We find that even for large trees (10,000 tips) the scale of extraction less than seconds, whereas running the DAISIE inference model is on the scale of minutes to days, and thus pre-processing does not present a bottleneck to the pipeline. The empirical trees we ran (the Madagascar mammal example) were quicker to process than trees simulated with uniformly random island presence (figure 1). This suggests that when the ratio of species to colonisation events on the island is higher it should be faster to extract. However, even for large trees with many colonisations extraction should pose a computational problem. The speed of extraction facilitates extraction of island data across many phylogenies, for example extracting island community data across the posterior distribution of inferred phylogenetic trees to account for uncertainty in branching times and tree topology.

Given the approximately linear relationship between the size of the phylogeny and time required for extraction in the above log-log plots we fit a power law to the mean run time (mean across the replicates).
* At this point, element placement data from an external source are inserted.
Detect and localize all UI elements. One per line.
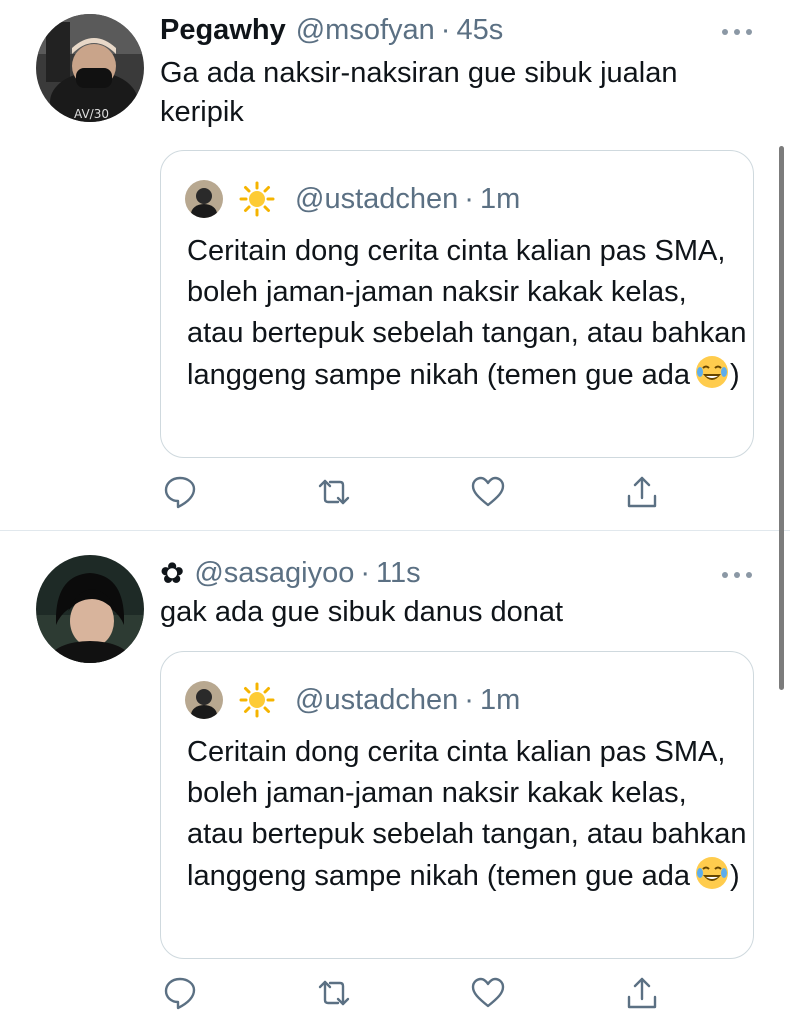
svg-text:AV/30: AV/30 [74, 107, 109, 121]
tweet-actions [160, 975, 680, 1015]
avatar[interactable]: AV/30 [36, 14, 144, 122]
face-with-tears-of-joy-icon [696, 857, 729, 889]
quoted-tweet-header: @ustadchen · 1m [185, 179, 520, 219]
quoted-text: Ceritain dong cerita cinta kalian pas SM… [187, 231, 747, 396]
quoted-text-body: Ceritain dong cerita cinta kalian pas SM… [187, 235, 747, 391]
like-icon[interactable] [470, 474, 506, 510]
quoted-text-end: ) [730, 860, 740, 892]
quoted-avatar [185, 681, 223, 719]
tweet-header: ✿ @sasagiyoo · 11s [160, 553, 421, 593]
tweet[interactable]: ✿ @sasagiyoo · 11s gak ada gue sibuk dan… [0, 531, 790, 1024]
share-icon[interactable] [624, 975, 660, 1011]
reply-icon[interactable] [162, 975, 198, 1011]
retweet-icon[interactable] [316, 474, 352, 510]
quoted-timestamp: 1m [479, 683, 521, 716]
quoted-text-body: Ceritain dong cerita cinta kalian pas SM… [187, 736, 747, 892]
more-icon[interactable] [722, 565, 752, 585]
sun-icon [239, 181, 275, 217]
display-name[interactable]: ✿ [160, 556, 184, 591]
tweet-text: gak ada gue sibuk danus donat [160, 596, 564, 628]
quoted-handle: @ustadchen [295, 182, 459, 215]
tweet-header: Pegawhy @msofyan · 45s [160, 10, 503, 50]
share-icon[interactable] [624, 474, 660, 510]
timestamp[interactable]: 11s [376, 557, 421, 590]
display-name[interactable]: Pegawhy [160, 14, 286, 47]
user-handle[interactable]: @msofyan [296, 14, 435, 47]
avatar[interactable] [36, 555, 144, 663]
quoted-avatar [185, 180, 223, 218]
face-with-tears-of-joy-icon [696, 356, 729, 388]
quoted-tweet[interactable]: @ustadchen · 1m Ceritain dong cerita cin… [160, 150, 754, 458]
quoted-text-end: ) [730, 359, 740, 391]
separator-dot: · [440, 13, 451, 46]
separator-dot: · [464, 683, 474, 716]
timestamp[interactable]: 45s [456, 14, 503, 47]
tweet-text: Ga ada naksir-naksiran gue sibuk jualan … [160, 57, 678, 128]
quoted-timestamp: 1m [479, 182, 521, 215]
tweet-actions [160, 474, 680, 514]
separator-dot: · [360, 556, 371, 589]
sun-icon [239, 682, 275, 718]
like-icon[interactable] [470, 975, 506, 1011]
quoted-tweet[interactable]: @ustadchen · 1m Ceritain dong cerita cin… [160, 651, 754, 959]
retweet-icon[interactable] [316, 975, 352, 1011]
quoted-text: Ceritain dong cerita cinta kalian pas SM… [187, 732, 747, 897]
user-handle[interactable]: @sasagiyoo [194, 557, 354, 590]
separator-dot: · [464, 182, 474, 215]
tweet[interactable]: AV/30 Pegawhy @msofyan · 45s Ga ada naks… [0, 0, 790, 530]
scrollbar[interactable] [779, 146, 784, 690]
quoted-tweet-header: @ustadchen · 1m [185, 680, 520, 720]
more-icon[interactable] [722, 22, 752, 42]
quoted-handle: @ustadchen [295, 683, 459, 716]
reply-icon[interactable] [162, 474, 198, 510]
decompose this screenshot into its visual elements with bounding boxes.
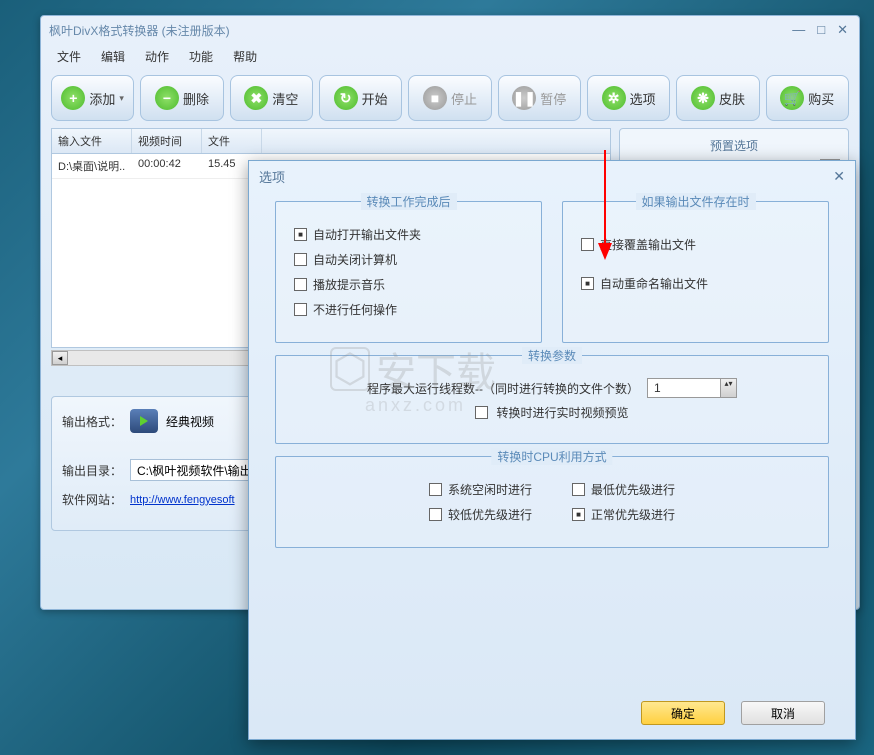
cb-realtime-preview[interactable]: [475, 406, 488, 419]
buy-button[interactable]: 🛒购买: [766, 75, 849, 121]
options-dialog: 选项 ✕ 转换工作完成后 自动打开输出文件夹 自动关闭计算机 播放提示音乐 不进…: [248, 160, 856, 740]
dialog-title: 选项: [259, 167, 285, 186]
titlebar: 枫叶DivX格式转换器 (未注册版本) — □ ✕: [41, 16, 859, 44]
refresh-icon: ↻: [334, 86, 358, 110]
ok-button[interactable]: 确定: [641, 701, 725, 725]
cb-cpu-lowest[interactable]: [572, 483, 585, 496]
cancel-button[interactable]: 取消: [741, 701, 825, 725]
cb-overwrite[interactable]: [581, 238, 594, 251]
skin-button[interactable]: ❋皮肤: [676, 75, 759, 121]
scroll-left-icon[interactable]: ◂: [52, 351, 68, 365]
clear-icon: ✖: [244, 86, 268, 110]
cb-cpu-normal[interactable]: [572, 508, 585, 521]
group-after-convert: 转换工作完成后 自动打开输出文件夹 自动关闭计算机 播放提示音乐 不进行任何操作: [275, 201, 542, 343]
start-button[interactable]: ↻开始: [319, 75, 402, 121]
minimize-icon[interactable]: —: [789, 22, 808, 38]
output-format-label: 输出格式：: [62, 413, 122, 430]
preset-title: 预置选项: [626, 135, 842, 156]
threads-spinner[interactable]: 1 ▴▾: [647, 378, 737, 398]
stop-icon: ■: [423, 86, 447, 110]
close-icon[interactable]: ✕: [834, 22, 851, 38]
th-time[interactable]: 视频时间: [132, 129, 202, 153]
cb-cpu-idle[interactable]: [429, 483, 442, 496]
th-input[interactable]: 输入文件: [52, 129, 132, 153]
plus-icon: +: [61, 86, 85, 110]
group-params: 转换参数 程序最大运行线程数--（同时进行转换的文件个数） 1 ▴▾ 转换时进行…: [275, 355, 829, 444]
menu-file[interactable]: 文件: [51, 46, 87, 66]
pause-icon: ❚❚: [512, 86, 536, 110]
cb-open-folder[interactable]: [294, 228, 307, 241]
group-cpu: 转换时CPU利用方式 系统空闲时进行 较低优先级进行 最低优先级进行 正常优先级…: [275, 456, 829, 548]
cb-do-nothing[interactable]: [294, 303, 307, 316]
tools-icon: ✲: [602, 86, 626, 110]
option-button[interactable]: ✲选项: [587, 75, 670, 121]
play-icon: [130, 409, 158, 433]
website-label: 软件网站：: [62, 491, 122, 508]
menu-action[interactable]: 动作: [139, 46, 175, 66]
menu-help[interactable]: 帮助: [227, 46, 263, 66]
website-link[interactable]: http://www.fengyesoft: [130, 494, 235, 506]
menu-edit[interactable]: 编辑: [95, 46, 131, 66]
cb-cpu-low[interactable]: [429, 508, 442, 521]
clear-button[interactable]: ✖清空: [230, 75, 313, 121]
maximize-icon[interactable]: □: [814, 22, 828, 38]
spinner-up-icon[interactable]: ▴▾: [720, 379, 736, 397]
cb-rename[interactable]: [581, 277, 594, 290]
apple-icon: ❋: [691, 86, 715, 110]
cb-play-sound[interactable]: [294, 278, 307, 291]
output-format-value[interactable]: 经典视频: [166, 413, 214, 430]
output-dir-label: 输出目录：: [62, 462, 122, 479]
threads-label: 程序最大运行线程数--（同时进行转换的文件个数）: [367, 380, 639, 397]
minus-icon: −: [155, 86, 179, 110]
add-button[interactable]: +添加▾: [51, 75, 134, 121]
cart-icon: 🛒: [780, 86, 804, 110]
window-title: 枫叶DivX格式转换器 (未注册版本): [49, 22, 230, 39]
pause-button[interactable]: ❚❚暂停: [498, 75, 581, 121]
delete-button[interactable]: −删除: [140, 75, 223, 121]
dialog-close-icon[interactable]: ✕: [833, 168, 845, 185]
menubar: 文件 编辑 动作 功能 帮助: [41, 44, 859, 68]
toolbar: +添加▾ −删除 ✖清空 ↻开始 ■停止 ❚❚暂停 ✲选项 ❋皮肤 🛒购买: [41, 68, 859, 128]
stop-button[interactable]: ■停止: [408, 75, 491, 121]
th-size[interactable]: 文件: [202, 129, 262, 153]
group-file-exists: 如果输出文件存在时 直接覆盖输出文件 自动重命名输出文件: [562, 201, 829, 343]
menu-function[interactable]: 功能: [183, 46, 219, 66]
cb-shutdown[interactable]: [294, 253, 307, 266]
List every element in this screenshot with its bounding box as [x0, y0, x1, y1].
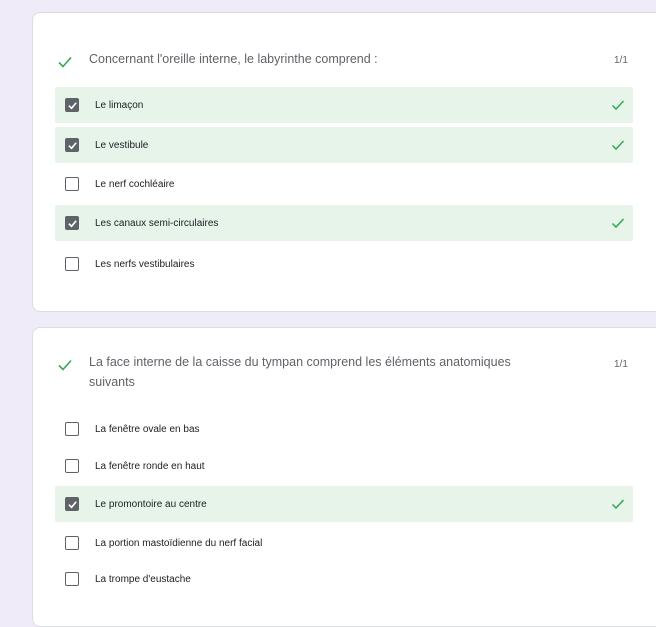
- answer-option[interactable]: Le promontoire au centre: [55, 486, 633, 522]
- checkbox[interactable]: [65, 138, 79, 152]
- answer-option[interactable]: La fenêtre ronde en haut: [55, 448, 633, 484]
- question-score: 1/1: [614, 359, 628, 370]
- correct-check-icon: [611, 100, 625, 111]
- answer-option[interactable]: La portion mastoïdienne du nerf facial: [55, 525, 633, 561]
- option-label: La trompe d'eustache: [95, 573, 191, 585]
- answer-option[interactable]: Les canaux semi-circulaires: [55, 205, 633, 241]
- option-label: Le vestibule: [95, 139, 149, 151]
- answer-option[interactable]: Le limaçon: [55, 87, 633, 123]
- answer-option[interactable]: La fenêtre ovale en bas: [55, 411, 633, 447]
- checkbox[interactable]: [65, 572, 79, 586]
- option-label: La portion mastoïdienne du nerf facial: [95, 537, 263, 549]
- option-label: La fenêtre ovale en bas: [95, 423, 200, 435]
- check-icon: [58, 56, 72, 68]
- option-label: Le limaçon: [95, 99, 144, 111]
- question-title: Concernant l'oreille interne, le labyrin…: [89, 52, 378, 66]
- correct-check-icon: [611, 140, 625, 151]
- answer-option[interactable]: Le nerf cochléaire: [55, 166, 633, 202]
- question-score: 1/1: [614, 55, 628, 66]
- checkbox[interactable]: [65, 497, 79, 511]
- option-label: La fenêtre ronde en haut: [95, 460, 205, 472]
- option-label: Les canaux semi-circulaires: [95, 217, 219, 229]
- checkbox[interactable]: [65, 98, 79, 112]
- checkbox[interactable]: [65, 177, 79, 191]
- answer-option[interactable]: Le vestibule: [55, 127, 633, 163]
- checkbox-check-icon: [67, 219, 77, 227]
- question-title: La face interne de la caisse du tympan c…: [89, 355, 511, 389]
- question-card: Concernant l'oreille interne, le labyrin…: [32, 12, 656, 312]
- checkbox[interactable]: [65, 459, 79, 473]
- checkbox-check-icon: [67, 141, 77, 149]
- checkbox[interactable]: [65, 536, 79, 550]
- option-label: Le nerf cochléaire: [95, 178, 175, 190]
- checkbox[interactable]: [65, 422, 79, 436]
- answer-option[interactable]: Les nerfs vestibulaires: [55, 246, 633, 282]
- correct-check-icon: [611, 499, 625, 510]
- question-card: La face interne de la caisse du tympan c…: [32, 327, 656, 627]
- check-icon: [58, 359, 72, 371]
- option-label: Le promontoire au centre: [95, 498, 207, 510]
- checkbox[interactable]: [65, 257, 79, 271]
- checkbox-check-icon: [67, 500, 77, 508]
- checkbox[interactable]: [65, 216, 79, 230]
- checkbox-check-icon: [67, 101, 77, 109]
- correct-check-icon: [611, 218, 625, 229]
- option-label: Les nerfs vestibulaires: [95, 258, 195, 270]
- answer-option[interactable]: La trompe d'eustache: [55, 561, 633, 597]
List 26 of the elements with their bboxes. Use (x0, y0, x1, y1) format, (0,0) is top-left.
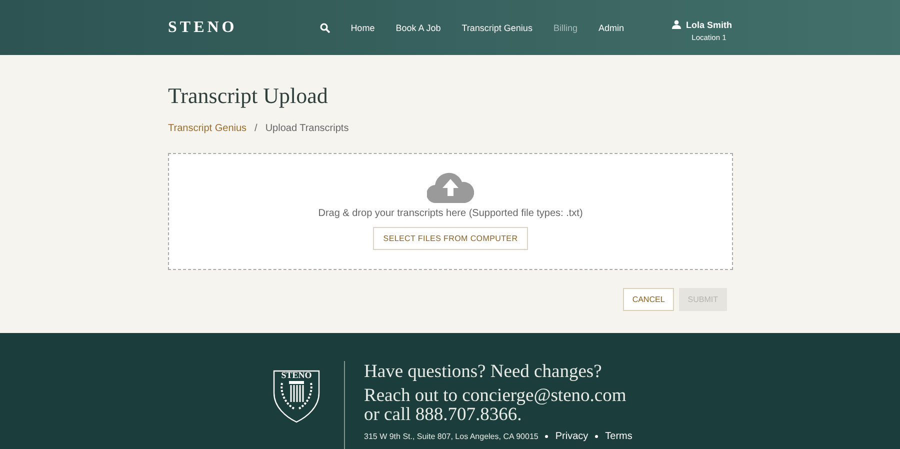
user-icon (672, 20, 681, 28)
footer-heading: Have questions? Need changes? (364, 361, 603, 383)
user-name[interactable]: Lola Smith (686, 20, 732, 30)
breadcrumb-link[interactable]: Transcript Genius (168, 123, 247, 134)
drop-hint: Drag & drop your transcripts here (Supported file types: .txt) (318, 208, 583, 219)
breadcrumb-separator: / (254, 123, 258, 134)
nav-link[interactable]: Home (350, 22, 375, 32)
search-icon[interactable] (320, 22, 330, 32)
separator-dot-icon (545, 435, 548, 438)
site-logo[interactable]: STENO (168, 18, 238, 36)
nav-link[interactable]: Admin (598, 22, 624, 32)
crest-logo-text: STENO (281, 370, 312, 380)
shield-crest-drawing (273, 370, 320, 423)
cancel-button[interactable]: CANCEL (623, 288, 674, 311)
contact-text: Reach out to concierge@steno.com or call 888.707.8366. (364, 387, 628, 425)
footer-address: 315 W 9th St., Suite 807, Los Angeles, CA 90015 (364, 432, 538, 441)
drop-zone[interactable]: Drag & drop your transcripts here (Supported file types: .txt) SELECT FILES FROM COMPUTER (168, 153, 733, 270)
page-title: Transcript Upload (168, 83, 329, 109)
footer-link[interactable]: Privacy (555, 431, 588, 442)
separator-dot-icon (595, 435, 598, 438)
cloud-upload-icon (427, 172, 474, 203)
nav-link[interactable]: Transcript Genius (462, 22, 532, 32)
select-files-button[interactable]: SELECT FILES FROM COMPUTER (373, 227, 528, 250)
breadcrumb-current: Upload Transcripts (265, 123, 349, 134)
nav-link[interactable]: Book A Job (396, 22, 441, 32)
footer-link[interactable]: Terms (605, 431, 632, 442)
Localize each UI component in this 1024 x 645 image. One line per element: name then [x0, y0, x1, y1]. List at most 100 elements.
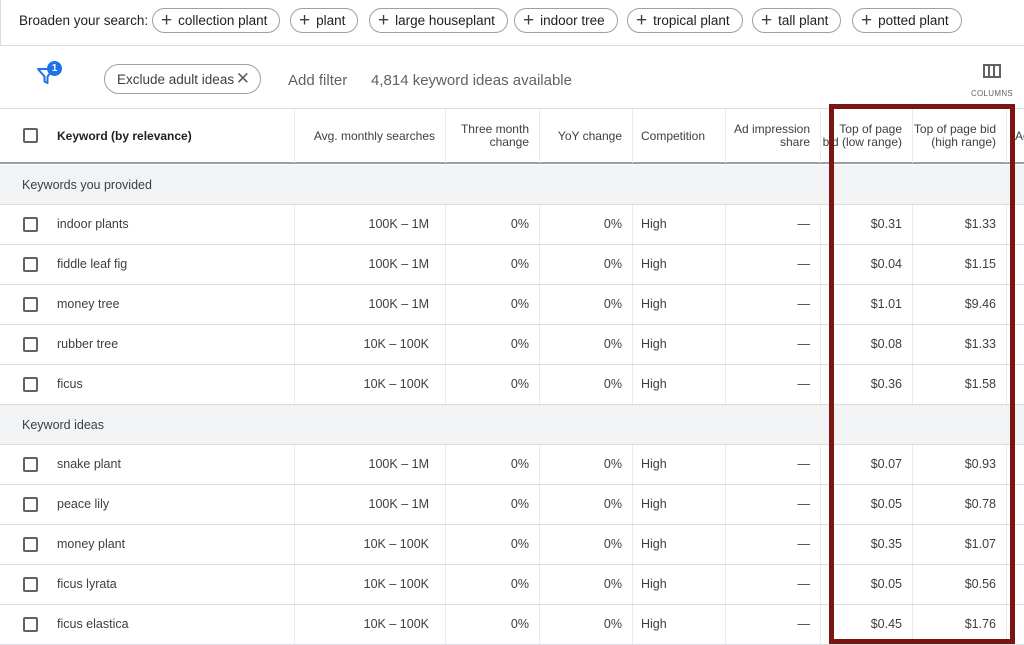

grouped_performance_data <- dplyr::group_by(
  performance_data$performance_data_min,
  tree_size,
  "prob_on_island"
)

mean_performance_data <- dplyr::summarise(
  grouped_performance_data,
  mean = mean(median_time),
  .groups = "drop"
)

fit_min <- lm(log(mean_performance_data$mean) ~ log(mean_performance_data$tree_size))
fit_min$coefficients
#>                          (Intercept) log(mean_performance_data$tree_size) 
#>                           -28.297771                             1.399895

grouped_performance_data <- dplyr::group_by(
  performance_data$performance_data_asr,
  tree_size,
  "prob_on_island"
)

mean_performance_data <- dplyr::summarise(
  grouped_performance_data,
  mean = mean(median_time),
  .groups = "drop"
)

fit_asr <- lm(log(mean_performance_data$mean) ~ log(mean_performance_data$tree_size))
fit_asr$coefficients
#>                          (Intercept) log(mean_performance_data$tree_size) 
#>                             -28.0177                               1.3008

The growth in time for both the min and asr algorithms follows a power function (\(y=ax^k\)) with exponents \(k =\) 1.3998949 and \(k =\) 1.3008005, respectively, when fitted on mean run time against tree size. Therefore the time complexity scales relatively well with tree size, and thus unless needing to be applied to extremely large phylogenies (>10,000 tips) the DAISIEprep extraction functionality should be applicable.

References

Michielsen, N. M., S. M. Goodman, V. Soarimalala, A. A. E. van der Geer, L. M. Dávalos, G. I. Saville, N. Upham, and L. Valente. 2023. The macroevolutionary impact of recent and imminent mammal extinctions on madagascar. Nature Communications 14. Springer Science; Business Media LLC.
Upham, N. S., J. A. Esselstyn, and W. Jetz. 2019. Inferring the mammal tree: Species-level sets of phylogenies for questions in ecology, evolution, and conservation. PLOS Biology 17:e3000494. Public Library of Science (PLoS).